ユキは店の前で友人と別れ、ひとり帰路についた。
夜空では満月が輝いている。
ユキの通学路には外灯が少ないため、月明かりのありがたみを如実に感じることができる。



(すっかり遅くなっちゃったな・・・)


家路をたどるユキ。
ふと、ポッケでスマホが振動しているのに気付いた。
彼女は立ち止まって、ポッケからスマホを取り出す。
歩きスマホを断固として潔しとしないあたりに、優等生の香りを感じ取ってしまうが、彼女はヤンキーである。
しつこいようだが、彼女はヤンキーである。



ん?


ユキが足を止めた直後、背後から物音がした。
足音だ。
ユキが足を止めた直後、背後を歩いていた何者かも足を止めたのだ。
歩いているときは自分の足音にかき消されて気づかなかったけれど、謎の足音はずっと前からユキをつけてきていたのだ。



・・・・・・


ユキは着信のことなど忘れて、スマホをポッケに戻した。
そして再び歩き始めた。
で、またふいに立ち止まってみた。
やはり足音がひとつ多かった。
間違いない。
何者かが、ユキの後を等間隔につけてきているのだ。
ユキの心臓は早鐘を打ち始める。



(変質者だったらどうしよう・・・)


ユキは悩んだ。
全力ダッシュで振り切るべきか。
あるいは振り返って怒鳴りつけてやるべきか。
本心を言えば、今すぐ逃げたかった。
しかし、ヤンキーの矜持がそれを許さなかった。



(アタシは強いんだ・・・アタシは強いんだ・・・。逃げるなんてありえない・・・)


じっさい、ユキがひと睨みすれば、大抵の生徒は目を逸らす。
それくらいユキは、学校では恐れられる存在なのだ。
ユキは決心した。
不埒なストーカー野郎を蹴散らしてやろうと決めたのだ。



おい! 痛い目見たくなかったらとっとと失せ、な・・・。

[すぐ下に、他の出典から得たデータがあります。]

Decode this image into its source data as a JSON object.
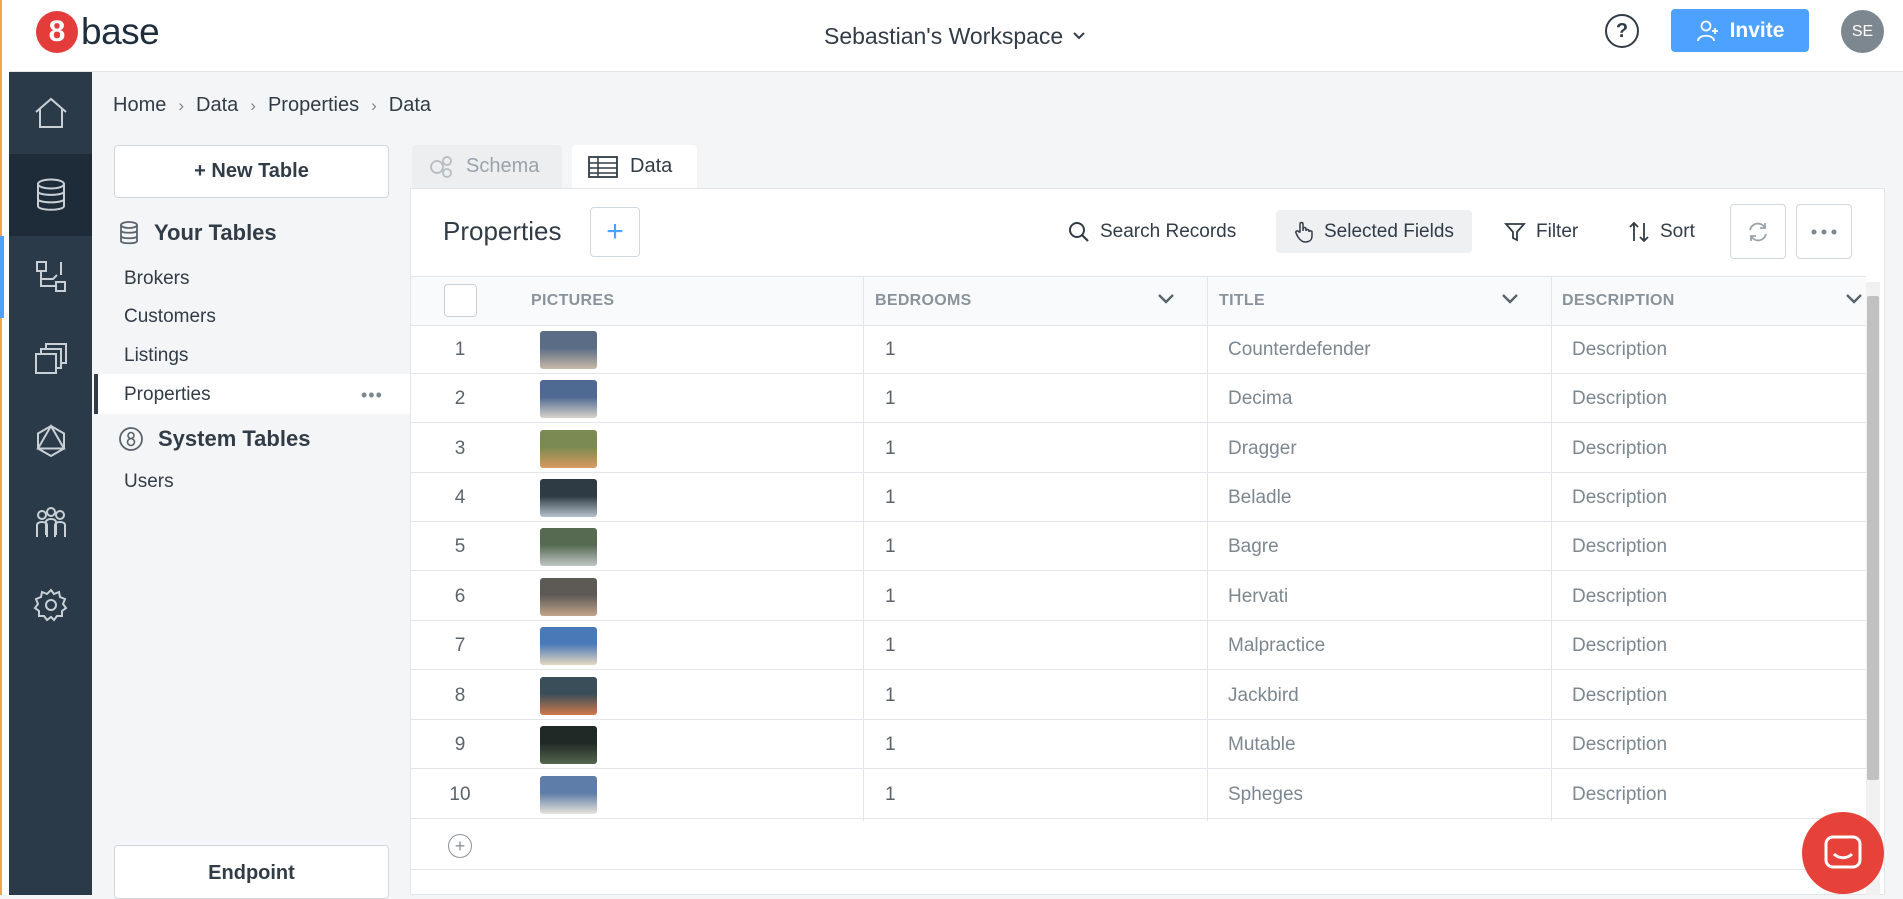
{
  "app": {
    "logo_mark": "8",
    "logo_text": "base",
    "workspace": "Sebastian's Workspace",
    "invite_label": "Invite",
    "help_label": "?",
    "avatar_initials": "SE",
    "accent": "#4da1ff",
    "brand": "#e43c3a"
  },
  "rail": {
    "items": [
      "home-icon",
      "database-icon",
      "logic-icon",
      "pages-icon",
      "graphql-icon",
      "team-icon",
      "settings-icon"
    ]
  },
  "breadcrumb": [
    "Home",
    "Data",
    "Properties",
    "Data"
  ],
  "sidebar": {
    "new_table_label": "+ New Table",
    "your_tables_label": "Your Tables",
    "your_tables": [
      "Brokers",
      "Customers",
      "Listings",
      "Properties"
    ],
    "active_table_dots": "•••",
    "system_tables_label": "System Tables",
    "system_tables": [
      "Users"
    ],
    "endpoint_label": "Endpoint"
  },
  "tabs": {
    "schema": "Schema",
    "data": "Data"
  },
  "toolbar": {
    "title": "Properties",
    "add_label": "+",
    "search": "Search Records",
    "selected_fields": "Selected Fields",
    "filter": "Filter",
    "sort": "Sort"
  },
  "table": {
    "headers": {
      "pictures": "PICTURES",
      "bedrooms": "BEDROOMS",
      "title": "TITLE",
      "description": "DESCRIPTION"
    },
    "rows": [
      {
        "n": "1",
        "bedrooms": "1",
        "title": "Counterdefender",
        "description": "Description",
        "thumb": [
          "#5b6d86",
          "#c8b9a8"
        ]
      },
      {
        "n": "2",
        "bedrooms": "1",
        "title": "Decima",
        "description": "Description",
        "thumb": [
          "#4e6a92",
          "#d8d2cc"
        ]
      },
      {
        "n": "3",
        "bedrooms": "1",
        "title": "Dragger",
        "description": "Description",
        "thumb": [
          "#7a8a52",
          "#d99a60"
        ]
      },
      {
        "n": "4",
        "bedrooms": "1",
        "title": "Beladle",
        "description": "Description",
        "thumb": [
          "#2e3a44",
          "#b7c3cc"
        ]
      },
      {
        "n": "5",
        "bedrooms": "1",
        "title": "Bagre",
        "description": "Description",
        "thumb": [
          "#566a52",
          "#bfc6c4"
        ]
      },
      {
        "n": "6",
        "bedrooms": "1",
        "title": "Hervati",
        "description": "Description",
        "thumb": [
          "#5d5a56",
          "#c2a58a"
        ]
      },
      {
        "n": "7",
        "bedrooms": "1",
        "title": "Malpractice",
        "description": "Description",
        "thumb": [
          "#4a79b8",
          "#e5d8c0"
        ]
      },
      {
        "n": "8",
        "bedrooms": "1",
        "title": "Jackbird",
        "description": "Description",
        "thumb": [
          "#3a4e5a",
          "#d07a4a"
        ]
      },
      {
        "n": "9",
        "bedrooms": "1",
        "title": "Mutable",
        "description": "Description",
        "thumb": [
          "#1f2a26",
          "#56664e"
        ]
      },
      {
        "n": "10",
        "bedrooms": "1",
        "title": "Spheges",
        "description": "Description",
        "thumb": [
          "#5e7da8",
          "#e7e3dc"
        ]
      }
    ],
    "add_row_label": "+"
  }
}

え?


ユキは振り返りざまに怒鳴りつけた。
しかしその声は、尻すぼみになって、最後は夜風に吹かれて消えてしまった。
なぜならば、



こんばんは


後をつけてきていた人間の正体が、クラスメイトのキジマだったからだ。
もちろんキジマは、ファミレスでのヤンキーの集いには参加していない。
ということは、ついさっきまで学校にいて、たまたま帰り道がユキと同じだったということだろうか?



なんだキジマか。あんたも家こっち方面なのか?





ええ、すぐそこよ


そう言うとキジマは、そばにある一軒家を指さした。
ユキはキジマの示す先に視線をやった。



へぇ~、あそこがそうなのか。ずいぶんと綺麗な家じゃんか


ユキは再びキジマに視線を戻す。
その直後・・・



!?


ユキの体に衝撃が走った。
すぐに視界がぼやけていった。
消え入る意識の中でユキが最後に見たのは、スタンガン片手に不敵な笑みを浮かべるキジマの姿だった。



ごめんなさいね。でも、あなたが悪いのよ。私を目覚めさせてしまったから・・・。